Katholische Fachstelle für Jugendarbeit Westerwald/Rhein-Lahn
„Incontact“ kommen
Neue Begegnungsplattform im Westerwald
Nistertal. Wer auf der Suche nach Menschen mit gleichen Interessen ist, neu zugezogen oder einfach Lust hat, neue Leute aus der Umgebung kennenzulernen, der ist bei „incontact“, der neuen Plattform für „Communiting“ im Westerwald, genau richtig.

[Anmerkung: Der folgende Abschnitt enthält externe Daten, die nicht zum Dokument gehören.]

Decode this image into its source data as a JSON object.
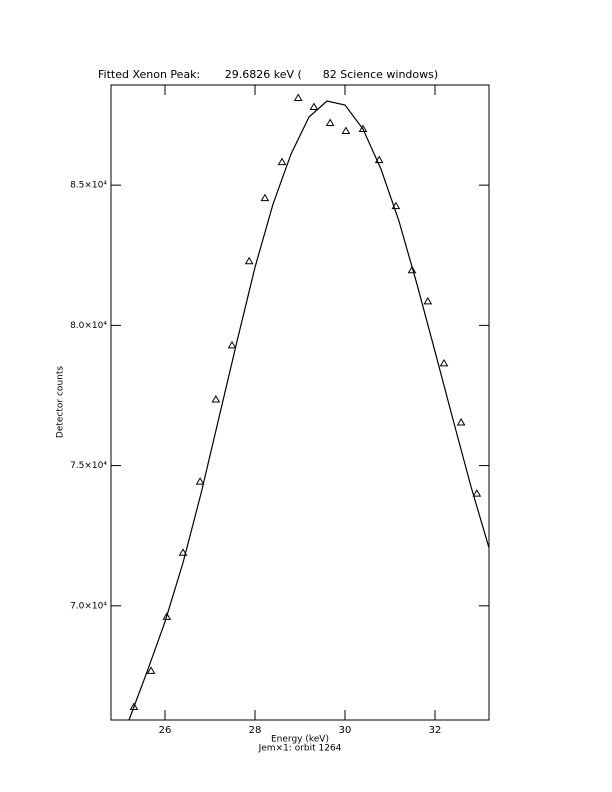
{
  "chart_data": {
    "type": "line",
    "title": "Fitted Xenon Peak:       29.6826 keV (      82 Science windows)",
    "x_label": "Energy (keV)",
    "subtitle": "Jem×1: orbit 1264",
    "y_label": "Detector counts",
    "xlim": [
      24.8,
      33.2
    ],
    "xticks": [
      26,
      28,
      30,
      32
    ],
    "ylim": [
      65929,
      88571
    ],
    "yticks": [
      {
        "value": 70000,
        "label": "7.0×10⁴"
      },
      {
        "value": 75000,
        "label": "7.5×10⁴"
      },
      {
        "value": 80000,
        "label": "8.0×10⁴"
      },
      {
        "value": 85000,
        "label": "8.5×10⁴"
      }
    ],
    "series": [
      {
        "marker": "triangle",
        "color": "#000000",
        "x": [
          25.31,
          25.69,
          26.04,
          26.4,
          26.78,
          27.13,
          27.49,
          27.87,
          28.22,
          28.6,
          28.96,
          29.31,
          29.67,
          30.02,
          30.4,
          30.76,
          31.13,
          31.49,
          31.84,
          32.2,
          32.58,
          32.93
        ],
        "values": [
          66393,
          67679,
          69607,
          71893,
          74429,
          77357,
          79286,
          82286,
          84536,
          85821,
          88107,
          87786,
          87214,
          86929,
          87000,
          85893,
          84250,
          81964,
          80857,
          78643,
          76536,
          74000
        ]
      },
      {
        "marker": "none",
        "color": "#000000",
        "x": [
          25.2,
          25.6,
          26.0,
          26.4,
          26.8,
          27.2,
          27.6,
          28.0,
          28.4,
          28.8,
          29.2,
          29.6,
          30.0,
          30.4,
          30.8,
          31.2,
          31.6,
          32.0,
          32.4,
          32.8,
          33.2
        ],
        "values": [
          65929,
          67643,
          69429,
          71536,
          74000,
          76714,
          79429,
          82071,
          84321,
          86107,
          87429,
          88000,
          87857,
          87000,
          85571,
          83714,
          81464,
          79071,
          76643,
          74250,
          72071
        ]
      }
    ]
  }
}
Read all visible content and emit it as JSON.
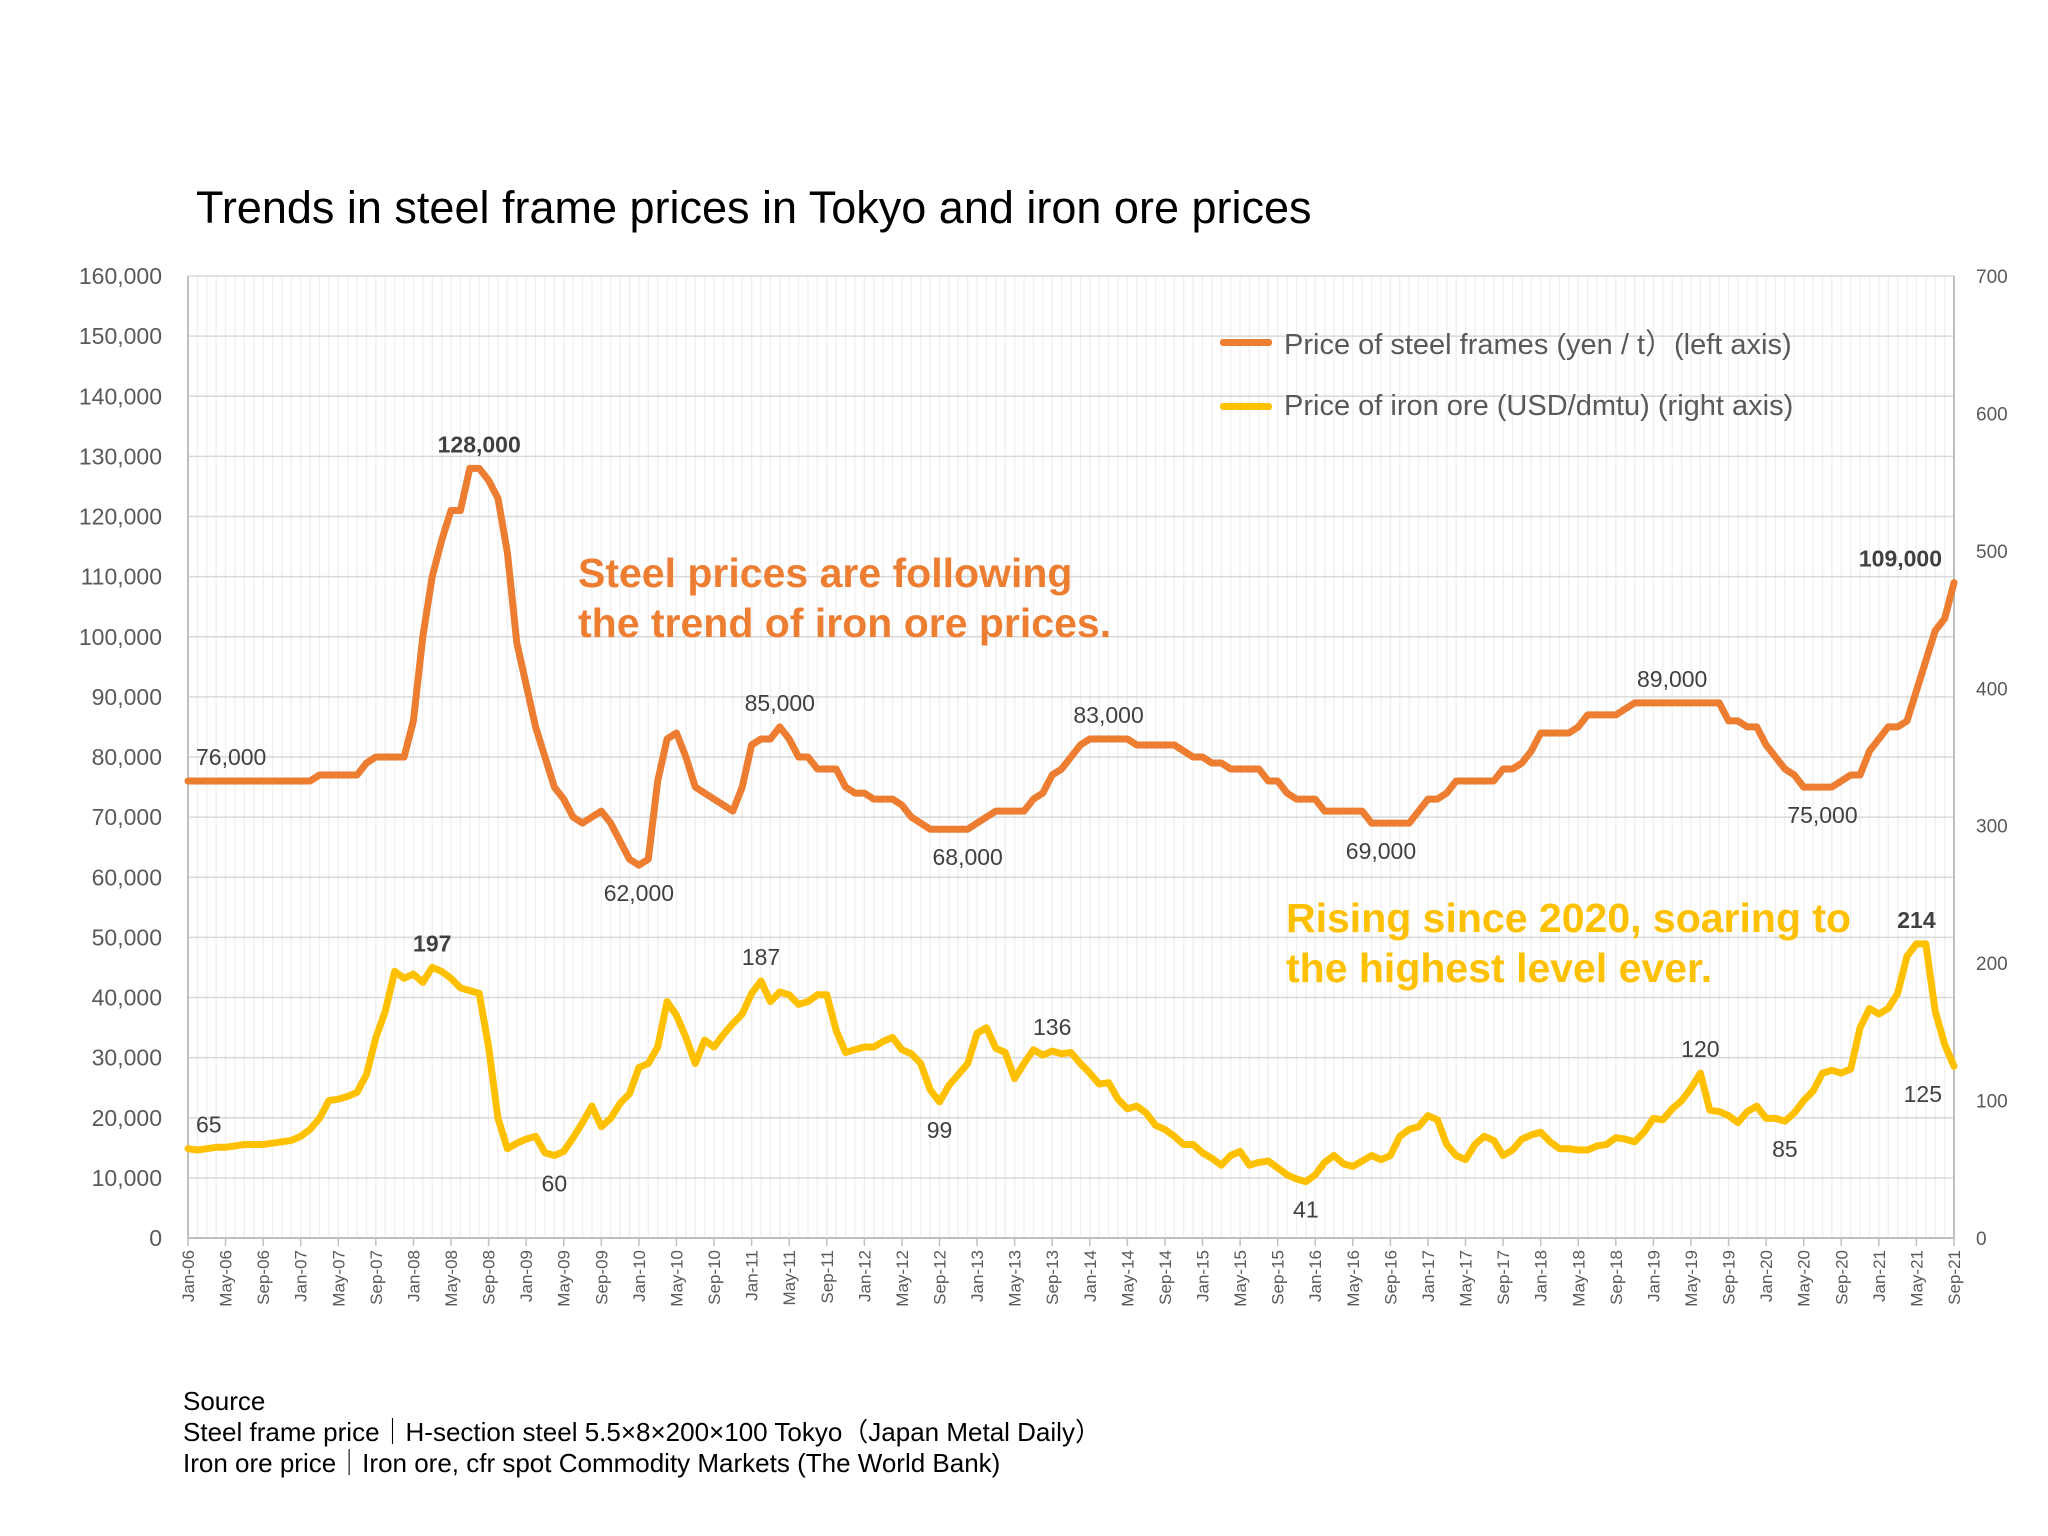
{
  "title": "Trends in steel frame prices in Tokyo and iron ore prices",
  "legend": {
    "items": [
      {
        "label": "Price of steel frames (yen / t）(left axis)",
        "color": "#ED7D31"
      },
      {
        "label": "Price of iron ore (USD/dmtu) (right axis)",
        "color": "#FFC000"
      }
    ],
    "placement": "top-right"
  },
  "annotations": {
    "steel": {
      "line1": "Steel prices are following",
      "line2": "the trend of iron ore prices.",
      "color": "#ED7D31"
    },
    "iron": {
      "line1": "Rising since 2020, soaring to",
      "line2": "the highest level ever.",
      "color": "#FFC000"
    }
  },
  "source": {
    "heading": "Source",
    "line1": "Steel frame price｜H-section steel 5.5×8×200×100 Tokyo（Japan Metal Daily）",
    "line2": "Iron ore price｜Iron ore, cfr spot  Commodity Markets (The World Bank)"
  },
  "chart_data": {
    "type": "line",
    "title": "Trends in steel frame prices in Tokyo and iron ore prices",
    "x_range": [
      "Jan-06",
      "Sep-21"
    ],
    "x_frequency": "monthly",
    "x_tick_labels": [
      "Jan-06",
      "May-06",
      "Sep-06",
      "Jan-07",
      "May-07",
      "Sep-07",
      "Jan-08",
      "May-08",
      "Sep-08",
      "Jan-09",
      "May-09",
      "Sep-09",
      "Jan-10",
      "May-10",
      "Sep-10",
      "Jan-11",
      "May-11",
      "Sep-11",
      "Jan-12",
      "May-12",
      "Sep-12",
      "Jan-13",
      "May-13",
      "Sep-13",
      "Jan-14",
      "May-14",
      "Sep-14",
      "Jan-15",
      "May-15",
      "Sep-15",
      "Jan-16",
      "May-16",
      "Sep-16",
      "Jan-17",
      "May-17",
      "Sep-17",
      "Jan-18",
      "May-18",
      "Sep-18",
      "Jan-19",
      "May-19",
      "Sep-19",
      "Jan-20",
      "May-20",
      "Sep-20",
      "Jan-21",
      "May-21",
      "Sep-21"
    ],
    "y_left": {
      "range": [
        0,
        160000
      ],
      "step": 10000,
      "tick_labels": [
        "0",
        "10,000",
        "20,000",
        "30,000",
        "40,000",
        "50,000",
        "60,000",
        "70,000",
        "80,000",
        "90,000",
        "100,000",
        "110,000",
        "120,000",
        "130,000",
        "140,000",
        "150,000",
        "160,000"
      ]
    },
    "y_right": {
      "range": [
        0,
        700
      ],
      "step": 100,
      "tick_labels": [
        "0",
        "100",
        "200",
        "300",
        "400",
        "500",
        "600",
        "700"
      ]
    },
    "grid": true,
    "series": [
      {
        "name": "Price of steel frames (yen / t）(left axis)",
        "axis": "left",
        "color": "#ED7D31",
        "values": [
          76000,
          76000,
          76000,
          76000,
          76000,
          76000,
          76000,
          76000,
          76000,
          76000,
          76000,
          76000,
          76000,
          76000,
          77000,
          77000,
          77000,
          77000,
          77000,
          79000,
          80000,
          80000,
          80000,
          80000,
          86000,
          100000,
          110000,
          116000,
          121000,
          121000,
          128000,
          128000,
          126000,
          123000,
          114000,
          99000,
          92000,
          85000,
          80000,
          75000,
          73000,
          70000,
          69000,
          70000,
          71000,
          69000,
          66000,
          63000,
          62000,
          63000,
          76000,
          83000,
          84000,
          80000,
          75000,
          74000,
          73000,
          72000,
          71000,
          75000,
          82000,
          83000,
          83000,
          85000,
          83000,
          80000,
          80000,
          78000,
          78000,
          78000,
          75000,
          74000,
          74000,
          73000,
          73000,
          73000,
          72000,
          70000,
          69000,
          68000,
          68000,
          68000,
          68000,
          68000,
          69000,
          70000,
          71000,
          71000,
          71000,
          71000,
          73000,
          74000,
          77000,
          78000,
          80000,
          82000,
          83000,
          83000,
          83000,
          83000,
          83000,
          82000,
          82000,
          82000,
          82000,
          82000,
          81000,
          80000,
          80000,
          79000,
          79000,
          78000,
          78000,
          78000,
          78000,
          76000,
          76000,
          74000,
          73000,
          73000,
          73000,
          71000,
          71000,
          71000,
          71000,
          71000,
          69000,
          69000,
          69000,
          69000,
          69000,
          71000,
          73000,
          73000,
          74000,
          76000,
          76000,
          76000,
          76000,
          76000,
          78000,
          78000,
          79000,
          81000,
          84000,
          84000,
          84000,
          84000,
          85000,
          87000,
          87000,
          87000,
          87000,
          88000,
          89000,
          89000,
          89000,
          89000,
          89000,
          89000,
          89000,
          89000,
          89000,
          89000,
          86000,
          86000,
          85000,
          85000,
          82000,
          80000,
          78000,
          77000,
          75000,
          75000,
          75000,
          75000,
          76000,
          77000,
          77000,
          81000,
          83000,
          85000,
          85000,
          86000,
          91000,
          96000,
          101000,
          103000,
          109000
        ],
        "data_labels": [
          {
            "x": "Jan-06",
            "text": "76,000",
            "position": "above",
            "bold": false
          },
          {
            "x": "Aug-08",
            "text": "128,000",
            "position": "above",
            "bold": true
          },
          {
            "x": "Jan-10",
            "text": "62,000",
            "position": "below",
            "bold": false
          },
          {
            "x": "Apr-11",
            "text": "85,000",
            "position": "above",
            "bold": false
          },
          {
            "x": "Dec-12",
            "text": "68,000",
            "position": "below",
            "bold": false
          },
          {
            "x": "Mar-14",
            "text": "83,000",
            "position": "above",
            "bold": false
          },
          {
            "x": "Aug-16",
            "text": "69,000",
            "position": "below",
            "bold": false
          },
          {
            "x": "Mar-19",
            "text": "89,000",
            "position": "above",
            "bold": false
          },
          {
            "x": "Jul-20",
            "text": "75,000",
            "position": "below",
            "bold": false
          },
          {
            "x": "Sep-21",
            "text": "109,000",
            "position": "above",
            "bold": true
          }
        ]
      },
      {
        "name": "Price of iron ore (USD/dmtu) (right axis)",
        "axis": "right",
        "color": "#FFC000",
        "values": [
          65,
          64,
          65,
          66,
          66,
          67,
          68,
          68,
          68,
          69,
          70,
          71,
          74,
          79,
          87,
          100,
          101,
          103,
          106,
          119,
          146,
          165,
          194,
          189,
          192,
          186,
          197,
          194,
          189,
          182,
          180,
          178,
          139,
          87,
          65,
          69,
          72,
          74,
          62,
          60,
          63,
          73,
          84,
          96,
          81,
          87,
          98,
          105,
          124,
          127,
          139,
          172,
          162,
          146,
          127,
          144,
          139,
          148,
          156,
          163,
          178,
          187,
          172,
          179,
          177,
          170,
          172,
          177,
          177,
          151,
          135,
          137,
          139,
          139,
          143,
          146,
          137,
          134,
          127,
          108,
          99,
          111,
          119,
          127,
          149,
          153,
          138,
          135,
          116,
          127,
          137,
          133,
          136,
          134,
          135,
          127,
          120,
          112,
          113,
          101,
          94,
          96,
          91,
          82,
          79,
          74,
          68,
          68,
          62,
          58,
          53,
          60,
          63,
          53,
          55,
          56,
          51,
          46,
          43,
          41,
          46,
          55,
          60,
          54,
          52,
          56,
          60,
          57,
          60,
          74,
          79,
          81,
          89,
          86,
          68,
          60,
          57,
          68,
          74,
          71,
          60,
          64,
          72,
          75,
          77,
          70,
          65,
          65,
          64,
          64,
          67,
          68,
          73,
          72,
          70,
          77,
          87,
          86,
          94,
          100,
          109,
          120,
          93,
          92,
          89,
          84,
          92,
          96,
          87,
          87,
          85,
          91,
          100,
          107,
          120,
          122,
          120,
          123,
          153,
          167,
          163,
          167,
          178,
          205,
          214,
          214,
          165,
          141,
          125
        ],
        "data_labels": [
          {
            "x": "Jan-06",
            "text": "65",
            "position": "above",
            "bold": false
          },
          {
            "x": "Mar-08",
            "text": "197",
            "position": "above",
            "bold": true
          },
          {
            "x": "Apr-09",
            "text": "60",
            "position": "below",
            "bold": false
          },
          {
            "x": "Feb-11",
            "text": "187",
            "position": "above",
            "bold": false
          },
          {
            "x": "Sep-12",
            "text": "99",
            "position": "below",
            "bold": false
          },
          {
            "x": "Sep-13",
            "text": "136",
            "position": "above",
            "bold": false
          },
          {
            "x": "Dec-15",
            "text": "41",
            "position": "below",
            "bold": false
          },
          {
            "x": "Jun-19",
            "text": "120",
            "position": "above",
            "bold": false
          },
          {
            "x": "Mar-20",
            "text": "85",
            "position": "below",
            "bold": false
          },
          {
            "x": "May-21",
            "text": "214",
            "position": "above",
            "bold": true
          },
          {
            "x": "Sep-21",
            "text": "125",
            "position": "below",
            "bold": false
          }
        ]
      }
    ]
  }
}
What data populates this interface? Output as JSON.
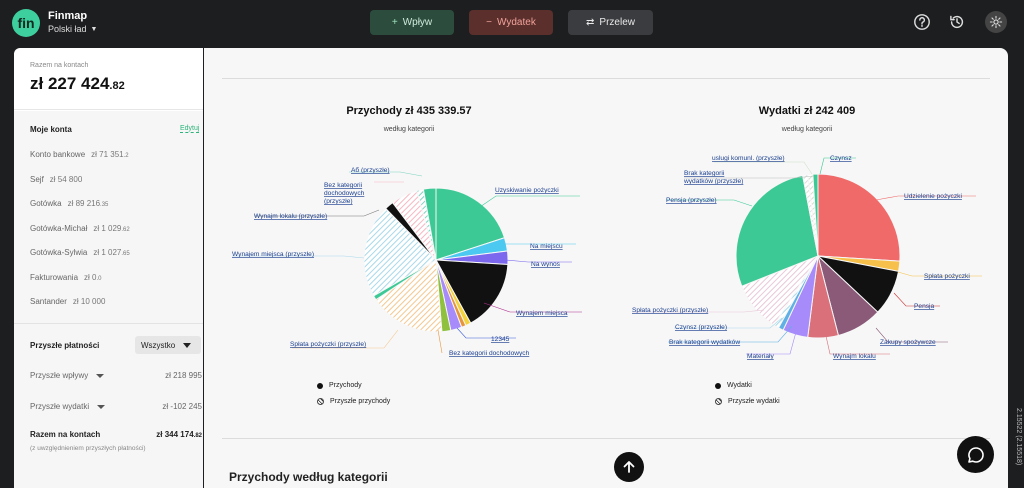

Teilnehmen kann jede/r von 21 bis 29 Jahren. Der Veranstalter, die Katholische Fachstelle für Jugendarbeit Westerwald/Rhein-Lahn, lädt dabei ins gemütliche Ambiente in die Birkenhof-Brennerei ein und führt seine Gäste durch den Abend.
Für Verpflegung an diesem Abend ist gesorgt. Der Teilnahme-Beitrag ist vor Ort zu entrichten.
Das Ganze am 26. Oktober um 19 Uhr in der Birkenhof-Brennerei, Auf dem Birkenhof, Nistertal. Anmeldung bis zum 19. Oktober unter E-Mail: kfj.montabaur@bistumlimburg.de oder Tel. (0 26 02) 68 02 31. Weitere Infos: www.kfj-westerwald-rhein-lahn.de/incontact.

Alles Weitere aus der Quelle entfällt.